In past generations having many children was an asset, rather than the liability that it seems to be today. Reliable, inexpensive, readily accessible birth control, high levels of education, the many opportunities available for women in the workforce, a shift in societal values, the increased cost of living, and many other factors have contributed to today's trend toward smaller families.
What many couples may not realize is that the same benefits that were created by a large family are still applicable today. Of the many potential bonuses (bonii?) of having a large family (which, apparently, is anything more than 2 children), there are these to consider:
- Naming rights for several human beings...be creative, be indulgent, be classic...the choice is yours!
- Increased odds of having a wealthy child to care and provide for you in your old age
- Increased odds of having a child who likes you enough to care and provide for you in your old age
- Hand-me-down toys, clothes, potty seats, bikes, and backpacks = it gets cheaper as your family grows! By child number 3, they won't even expect new stuff, ever!

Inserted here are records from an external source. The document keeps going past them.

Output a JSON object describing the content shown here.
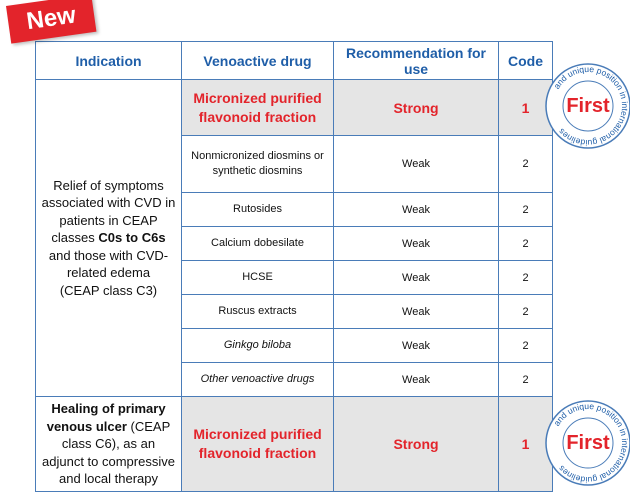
{
  "badge": {
    "label": "New"
  },
  "headers": {
    "indication": "Indication",
    "drug": "Venoactive drug",
    "recommendation": "Recommendation for use",
    "code": "Code"
  },
  "section1": {
    "ind_a": "Relief of symptoms associated with CVD in patients in CEAP classes ",
    "ind_bold": "C0s to C6s",
    "ind_b": " and those with CVD-related edema",
    "ind_c": "(CEAP class C3)",
    "rows": [
      {
        "drug": "Micronized purified flavonoid fraction",
        "rec": "Strong",
        "code": "1"
      },
      {
        "drug": "Nonmicronized diosmins or synthetic diosmins",
        "rec": "Weak",
        "code": "2"
      },
      {
        "drug": "Rutosides",
        "rec": "Weak",
        "code": "2"
      },
      {
        "drug": "Calcium dobesilate",
        "rec": "Weak",
        "code": "2"
      },
      {
        "drug": "HCSE",
        "rec": "Weak",
        "code": "2"
      },
      {
        "drug": "Ruscus extracts",
        "rec": "Weak",
        "code": "2"
      },
      {
        "drug": "Ginkgo biloba",
        "rec": "Weak",
        "code": "2"
      },
      {
        "drug": "Other venoactive drugs",
        "rec": "Weak",
        "code": "2"
      }
    ]
  },
  "section2": {
    "ind_bold": "Healing of primary venous ulcer",
    "ind_rest": " (CEAP class C6), as an adjunct to compressive and local therapy",
    "drug": "Micronized purified flavonoid fraction",
    "rec": "Strong",
    "code": "1"
  },
  "seal": {
    "word": "First",
    "ring_text": "and unique position in international guidelines"
  },
  "colors": {
    "accent_red": "#e3242b",
    "header_blue": "#1f5ea8",
    "border_blue": "#4a7cb8",
    "highlight_gray": "#e5e5e5"
  }
}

- More Mother's Day drawings, Christmas pipe cleaner crafts, and yard weeds presented as lovely floral gifts
- Children will play and/or fight with each other, rather than demanding attention from you!

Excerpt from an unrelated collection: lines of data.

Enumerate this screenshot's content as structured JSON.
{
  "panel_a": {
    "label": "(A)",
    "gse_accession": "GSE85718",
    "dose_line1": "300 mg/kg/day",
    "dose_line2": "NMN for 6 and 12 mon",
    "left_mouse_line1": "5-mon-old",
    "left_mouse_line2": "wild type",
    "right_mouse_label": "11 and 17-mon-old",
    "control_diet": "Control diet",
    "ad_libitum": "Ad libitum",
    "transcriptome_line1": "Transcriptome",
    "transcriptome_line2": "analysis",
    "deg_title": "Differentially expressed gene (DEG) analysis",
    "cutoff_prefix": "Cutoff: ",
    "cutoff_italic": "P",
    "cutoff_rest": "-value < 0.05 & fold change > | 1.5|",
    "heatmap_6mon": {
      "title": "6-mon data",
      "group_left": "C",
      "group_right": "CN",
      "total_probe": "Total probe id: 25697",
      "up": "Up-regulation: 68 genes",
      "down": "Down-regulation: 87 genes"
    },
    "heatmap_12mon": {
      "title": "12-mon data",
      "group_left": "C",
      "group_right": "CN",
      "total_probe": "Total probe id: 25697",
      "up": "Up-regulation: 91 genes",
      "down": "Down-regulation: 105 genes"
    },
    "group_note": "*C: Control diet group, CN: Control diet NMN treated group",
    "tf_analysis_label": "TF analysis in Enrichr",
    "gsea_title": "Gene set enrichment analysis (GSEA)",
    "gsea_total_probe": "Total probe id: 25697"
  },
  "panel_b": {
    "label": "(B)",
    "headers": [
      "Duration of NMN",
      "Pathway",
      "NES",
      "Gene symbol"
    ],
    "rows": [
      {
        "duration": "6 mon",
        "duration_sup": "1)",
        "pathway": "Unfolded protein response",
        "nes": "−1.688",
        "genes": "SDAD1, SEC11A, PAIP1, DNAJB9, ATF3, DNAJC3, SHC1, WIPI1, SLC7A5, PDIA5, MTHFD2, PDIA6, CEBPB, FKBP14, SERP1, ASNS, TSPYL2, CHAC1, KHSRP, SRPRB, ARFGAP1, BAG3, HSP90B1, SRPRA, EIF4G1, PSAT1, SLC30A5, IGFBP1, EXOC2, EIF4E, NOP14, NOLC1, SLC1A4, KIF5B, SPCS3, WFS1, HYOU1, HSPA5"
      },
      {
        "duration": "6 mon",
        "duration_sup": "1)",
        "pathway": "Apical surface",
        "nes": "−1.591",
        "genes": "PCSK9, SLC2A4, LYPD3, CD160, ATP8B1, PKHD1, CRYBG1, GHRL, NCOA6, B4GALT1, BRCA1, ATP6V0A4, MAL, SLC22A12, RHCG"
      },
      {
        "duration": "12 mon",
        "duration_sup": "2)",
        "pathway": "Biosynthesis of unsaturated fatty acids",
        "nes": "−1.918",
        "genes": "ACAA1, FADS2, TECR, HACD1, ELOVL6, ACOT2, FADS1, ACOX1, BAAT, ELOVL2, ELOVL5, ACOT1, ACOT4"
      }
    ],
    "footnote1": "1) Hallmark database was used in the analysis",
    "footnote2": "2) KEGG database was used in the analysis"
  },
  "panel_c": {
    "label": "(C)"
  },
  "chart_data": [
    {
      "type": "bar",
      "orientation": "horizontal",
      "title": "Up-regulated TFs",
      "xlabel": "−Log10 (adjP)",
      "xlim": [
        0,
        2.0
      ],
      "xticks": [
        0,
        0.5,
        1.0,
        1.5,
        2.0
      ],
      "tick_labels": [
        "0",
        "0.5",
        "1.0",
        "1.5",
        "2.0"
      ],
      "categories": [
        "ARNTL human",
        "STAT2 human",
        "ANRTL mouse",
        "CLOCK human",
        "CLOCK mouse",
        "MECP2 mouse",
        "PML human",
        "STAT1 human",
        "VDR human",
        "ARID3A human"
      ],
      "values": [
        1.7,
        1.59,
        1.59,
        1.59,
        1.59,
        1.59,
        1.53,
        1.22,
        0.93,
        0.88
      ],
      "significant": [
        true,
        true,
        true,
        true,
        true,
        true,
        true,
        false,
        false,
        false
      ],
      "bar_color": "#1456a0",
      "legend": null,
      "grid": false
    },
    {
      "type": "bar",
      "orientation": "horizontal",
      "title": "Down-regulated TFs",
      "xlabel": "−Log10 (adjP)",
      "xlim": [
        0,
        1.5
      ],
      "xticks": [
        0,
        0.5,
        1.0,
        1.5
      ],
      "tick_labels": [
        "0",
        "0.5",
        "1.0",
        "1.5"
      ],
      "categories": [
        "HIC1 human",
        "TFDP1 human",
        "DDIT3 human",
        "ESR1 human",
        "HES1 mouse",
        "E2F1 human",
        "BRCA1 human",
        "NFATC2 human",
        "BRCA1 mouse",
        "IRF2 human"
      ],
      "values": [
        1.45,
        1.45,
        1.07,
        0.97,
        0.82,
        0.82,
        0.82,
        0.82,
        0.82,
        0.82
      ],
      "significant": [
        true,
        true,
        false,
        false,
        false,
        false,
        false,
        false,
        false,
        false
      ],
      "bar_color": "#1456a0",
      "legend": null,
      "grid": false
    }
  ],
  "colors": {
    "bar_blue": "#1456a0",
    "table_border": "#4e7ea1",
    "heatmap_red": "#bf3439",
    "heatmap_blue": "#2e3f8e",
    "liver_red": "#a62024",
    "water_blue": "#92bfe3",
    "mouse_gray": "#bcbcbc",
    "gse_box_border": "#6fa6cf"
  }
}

The most notable benefit is, of course, an increased capacity for child labor. Many children = many skill sets and much more available elbow grease.
I feel children are often overlooked and under-utilized when it comes to household maintenance. What infants and toddlers lack in thoroughness, they make up for in enthusiasm. They truly believe you when you tell them it's fun to scrub the floor.

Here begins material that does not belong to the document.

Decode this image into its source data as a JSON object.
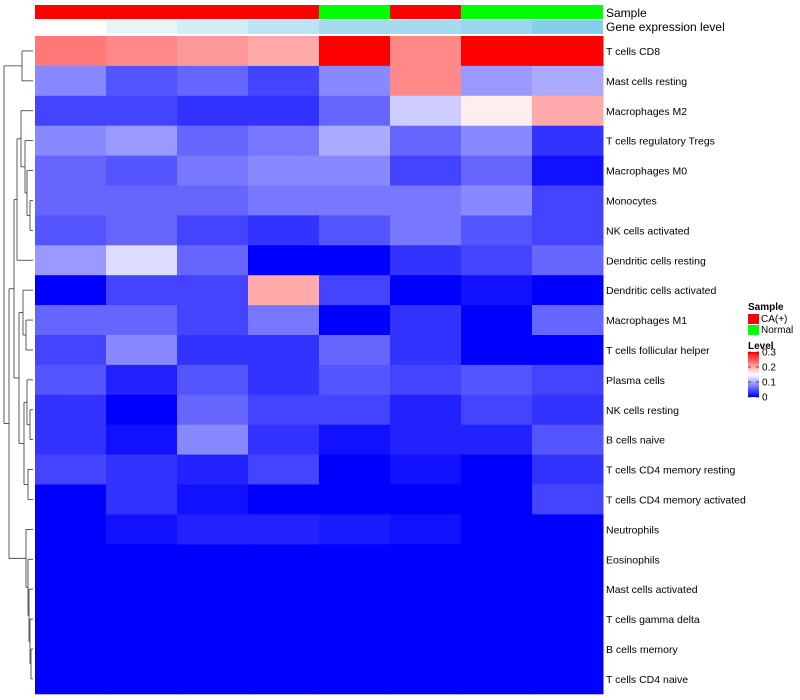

Older children, when properly trained, are limited only by your imagination when it comes to chores and household tasks. A mom of older children should never have to vacuum. That's what *kids* are for!
Of course, shoddy workmanship is common with older children and teens who are no longer thrilled to be carrying in groceries or putting away folded clothes, but that is easily remedied. All a mom (or dad) must do is simply stop caring so much that things are done properly. Just don't look in your child's dresser or closet. Even better, don't check his room at all.
You could make them redo the task or continue to guide them in how to do it correctly, but that sounds an awful lot like work to me! And the point is to have children who work for YOU, not you for THEM. Mommyhood is a management position. Remember that!
And sure, this idea of childhood servitude could work for a small family, but to really realize the benefits, you need several children. Children with strong backs and long, wiry little arms that can really reach in behind stuff. That's what you need.